The dissected woodlands in Ava Balds country weren't spared impacts of cattle grazing either. Look beyond the rusty fences in the creek bottoms for the stark contrast between heavily grazed and lightly grazed woodlands. The woodlands with bare soil and leaf litter where a grass-forb structure once existed, as evidenced by the opposite side of the fence.



But we shouldn't chalk up White River Hills' glades and woodlands as a lost cause. Through time, after cedar removal projects, prescribed fire, maybe some thinning, the soil builds up again and in some rare situations, a semblance of species richness can hopefully return. Unfortunately, large tracts of this landscape are damaged beyond repair and even the most earnest restoration efforts will result in a crop of warm season grasses and a handful of forbs unpalatable to cows. No restoration efforts can reverse the damage of intensive livestock grazing, yet cows remain part of the landscape in Missouri, and grazing, that process of extraction, invariably, continually, leads only to further degradation.
Patch-burn, my eye.

5 comments:

Justin Thomas said...

Great post, Allison! Having also spent numerous hours sampling many of the glades in Taney County, and abroad, I can attest to the accuracy of your comments. Sadly, examples of expansive glades in the region do not exist off of government land. Those in private ownership were seeded with fescue in the 1950's as further sacrifice to beef and thus reduced to monocultures. What better reason could there be for going vegan?

Allison Vaughn said...

Of course, thinking of you while at Butler Hollow and Haden Balds last week--feeling sorry for you for documenting crapped out glades with 4, 5 plants per plot. If there's anyone in the state who can attest to the destructive nature of cows to biodiversity, it's Justin Thomas.

Harry said...

Free-range grazing in the Ozarks was lawful until about 195 and not limited to cattle. Has anyone looked at the effect of swine on glade vegetation?

Allison Vaughn said...

I believe I included hogs in my domestic livestock.
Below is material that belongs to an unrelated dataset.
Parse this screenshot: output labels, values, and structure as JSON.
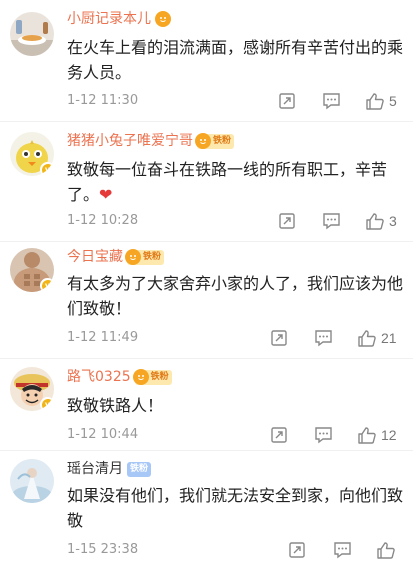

Now would be a great time to conduct research on hog damage to glades since feral hogs are running all over the place in St. Francois Mountains igneous domes.

Anonymous said...

Perhaps I can have some influence on changing the wording to those inaccurate interpretive signs to explain that "The US Forest Service" made a wise planning decision and removed livestock from all the glades and woodlands on the Mark Twain National Forest. It did so with evidence that the one hundred plus years of open range then permitted grazing actually damaged and removed plant species richness associated with the thin layer of dark organic soil that mantled the dolomite bedrock below. The MTNF did the right thing, and is now, at least bringing that fire back to the landscape. I hope Dana and Justin will someday soon discover that the data they are collecting is making some difference. It will take many decades for recovery.